December 24 2012          
Thirty-seven years ago on Christmas Eve, I took my tiny toddler of a daughter to a frosty field in upstate New York. There, under the night sky, with a borrowed hacksaw, I felled a tiny Christmas tree while the 2 of us wept.

Those were our welfare days, a food stamp Christmas, the tree, free, because we were the last customers of the season. While my daughter slept I stayed up to decorate the tree. I may have been poor but I was creative; as the saying goes: “necessity is the mother of invention.” And so it was that for weeks, every time I had made us scrambled eggs for our dinner I had pierced each egg at both ends and blown out the eggs, leaving the shells intact. With a bit of glue and glitter I decorated some 20 eggshells with the names of those we loved and hung them on our humble tree.

It’s that time of year, isn’t it, when nostalgia weaves around us like a ribbon of mist, wrapping us in memories, some dear, and some not so much…the hopes and fears of all the years….

This year I have been preparing for Christmas with great pleasure. Have wrapped each present as soon as it was bought or made, have hung the wreath, invented this year’s tree... 
   Maggie's Photo
...made the butternut squash soup and thimble cookies and, as I write, Joel is in the kitchen preparing the Provençal fish stew for tomorrow’s dinner. There will be 12 of us, each of us well blessed. And mingled with the gratitude I feel, is the sadness and the tears that visit everyday as thoughts arise of those slaughtered children and poor parents and all those still homeless from the hurricane. It must be a burden to be named Sandy right now.

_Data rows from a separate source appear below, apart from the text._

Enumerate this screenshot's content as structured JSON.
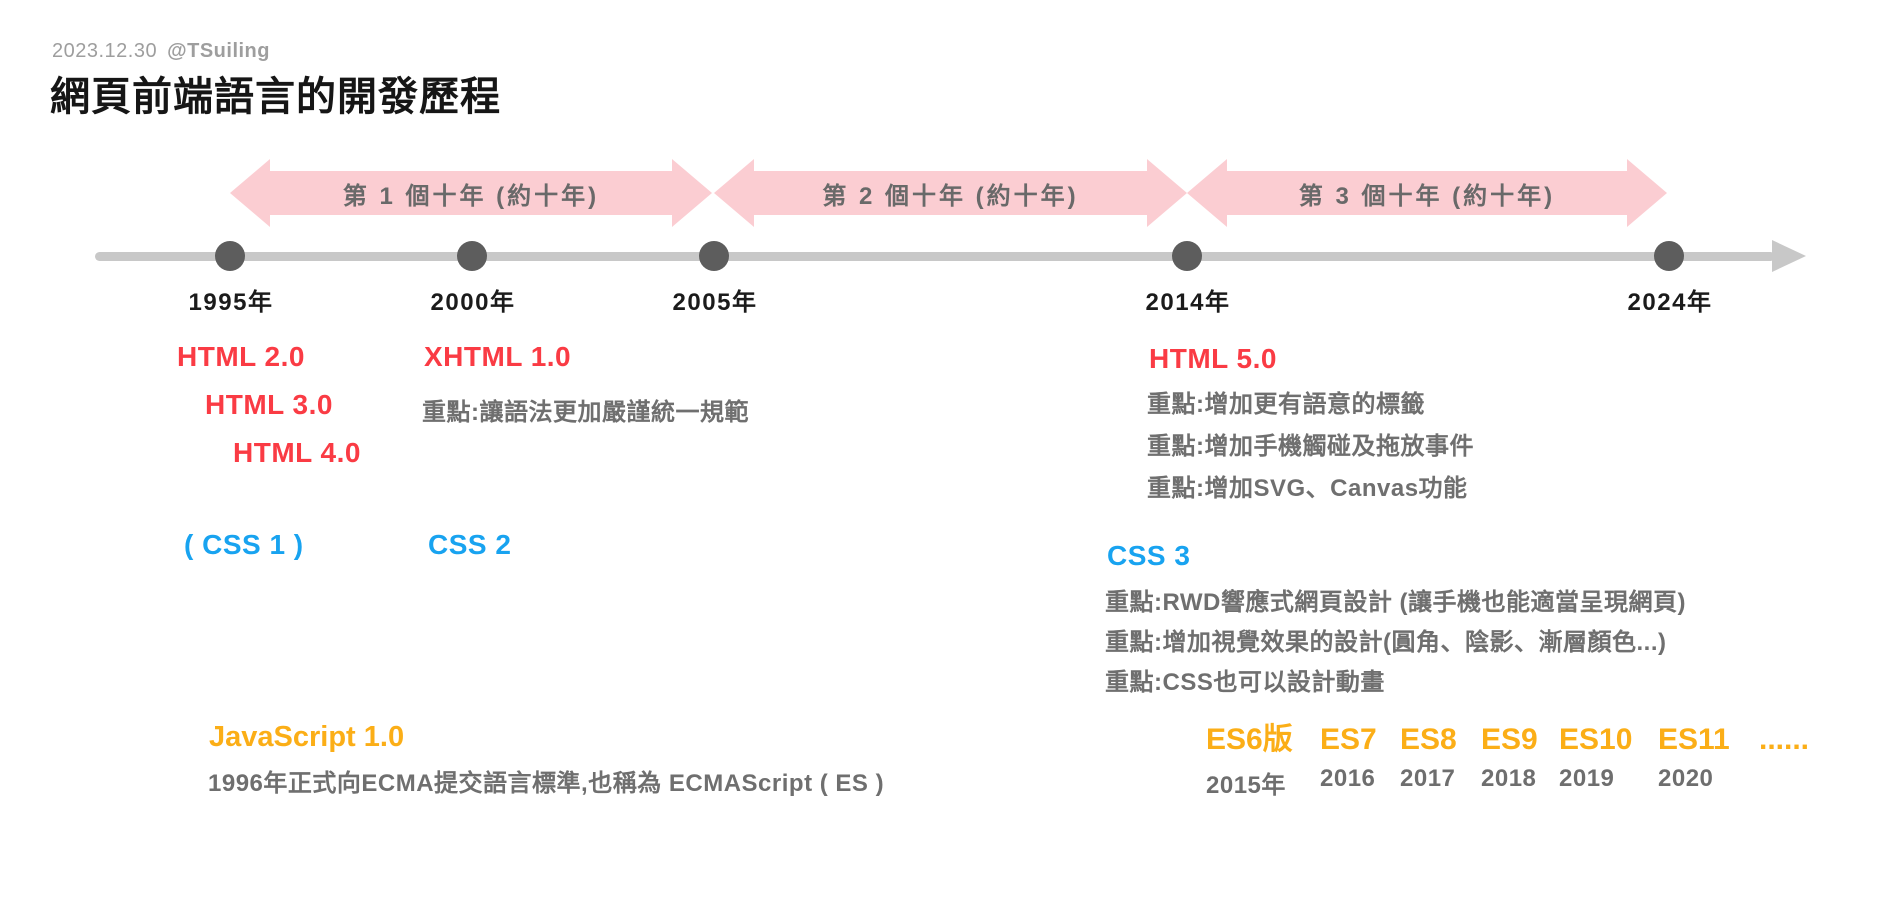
{
  "header": {
    "date": "2023.12.30",
    "author": "@TSuiling",
    "title": "網頁前端語言的開發歷程"
  },
  "timeline": {
    "decades": [
      {
        "label": "第 1 個十年 (約十年)"
      },
      {
        "label": "第 2 個十年 (約十年)"
      },
      {
        "label": "第 3 個十年 (約十年)"
      }
    ],
    "milestones": [
      {
        "year": "1995年"
      },
      {
        "year": "2000年"
      },
      {
        "year": "2005年"
      },
      {
        "year": "2014年"
      },
      {
        "year": "2024年"
      }
    ]
  },
  "html_track": {
    "era1_versions": [
      "HTML 2.0",
      "HTML 3.0",
      "HTML 4.0"
    ],
    "era2": {
      "title": "XHTML 1.0",
      "note": "重點:讓語法更加嚴謹統一規範"
    },
    "era3": {
      "title": "HTML 5.0",
      "notes": [
        "重點:增加更有語意的標籤",
        "重點:增加手機觸碰及拖放事件",
        "重點:增加SVG、Canvas功能"
      ]
    }
  },
  "css_track": {
    "css1": "( CSS 1 )",
    "css2": "CSS 2",
    "css3": {
      "title": "CSS 3",
      "notes": [
        "重點:RWD響應式網頁設計 (讓手機也能適當呈現網頁)",
        "重點:增加視覺效果的設計(圓角、陰影、漸層顏色...)",
        "重點:CSS也可以設計動畫"
      ]
    }
  },
  "js_track": {
    "title": "JavaScript 1.0",
    "note": "1996年正式向ECMA提交語言標準,也稱為 ECMAScript ( ES )",
    "es_versions": [
      {
        "label": "ES6版",
        "year": "2015年"
      },
      {
        "label": "ES7",
        "year": "2016"
      },
      {
        "label": "ES8",
        "year": "2017"
      },
      {
        "label": "ES9",
        "year": "2018"
      },
      {
        "label": "ES10",
        "year": "2019"
      },
      {
        "label": "ES11",
        "year": "2020"
      },
      {
        "label": "......",
        "year": ""
      }
    ]
  },
  "colors": {
    "html_red": "#fa3b44",
    "css_blue": "#18a3f0",
    "js_orange": "#fbae17",
    "arrow_pink": "#fbcdd2",
    "note_gray": "#6f6f6f",
    "dot_gray": "#5d5d5d",
    "line_gray": "#c8c8c8",
    "date_gray": "#9e9e9e"
  }
}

I don’t know how to reconcile all these feelings, nor, I think, is it necessary to. Time is not as linear as we insist it be. Every moment is in every moment.

This morning, as I came into the kitchen I smelled my father’s cigar. He allowed himself one a year, always on Christmas Day, his gift to himself. Although he’s been gone 42 years and it was 5 years before that that I last saw him, I can see him right now, sitting in his armchair by the fire, puffing on that cigar while the chestnuts roast.

I don’t know how they did it, but my parents managed every Christmas Day to be the people they were incapable of being the rest of the year. They seemed able, for that one day, to muster the kind of love and generosity and humor that was nowhere to be seen the other 364. Mother baking fruitcake and mince pies, Dad in charge of the goose and ham. The house and tree magically decorated on Christmas Eve while my brother and I slept. The presents at the end of our beds, Santa’s sooty fingerprints on the envelope that had held our wish lists. My brother and I devouring chocolates, the Queen’s speech, the paper crowns and the radio rich with festive music and then, my favorite moment, when the card table was erected in front of the fire and the 4 of use would play a game called Happy Families. For one day every year, that’s what we were, a happy family.

There have been many families since then …that’s what you get for having married 5 times! Not many of those families were happy. The demand for perfection that Christmas brings is such a set-up for disappointment and yet we try, millions of us, year after year, to be a happy family for just one day. But happiness can’t be bought or baked on demand. We would be better off spreading our effort at it throughout the year. A little more kindness to those we tend to ignore, to those we hold resentment against, to those whom we have failed.

I was in a shop with my daughter last week and an item reminded me of her father…husband #2. Suddenly I was right back there 40 odd years ago as we gave each other precious nicknames and pledged each other eternal love. We went on to fail each other miserably and as a consequence caused pain to the daughter we loved so much.

I bought the item and sent it to him; a way of saying that those good moments we shared were not only as real as all the painful ones, but in fact are the ones that remain most treasured after all these years. This morning I received a card from him saying it was good to have warm memories of our past.

And so it goes: Christmas Past, Christmas Present.

To all of you, dear readers, dear friends, dear family, I wish you moments of joy, of remembrance, of kindness. And may we all practice peace and healing in 2013.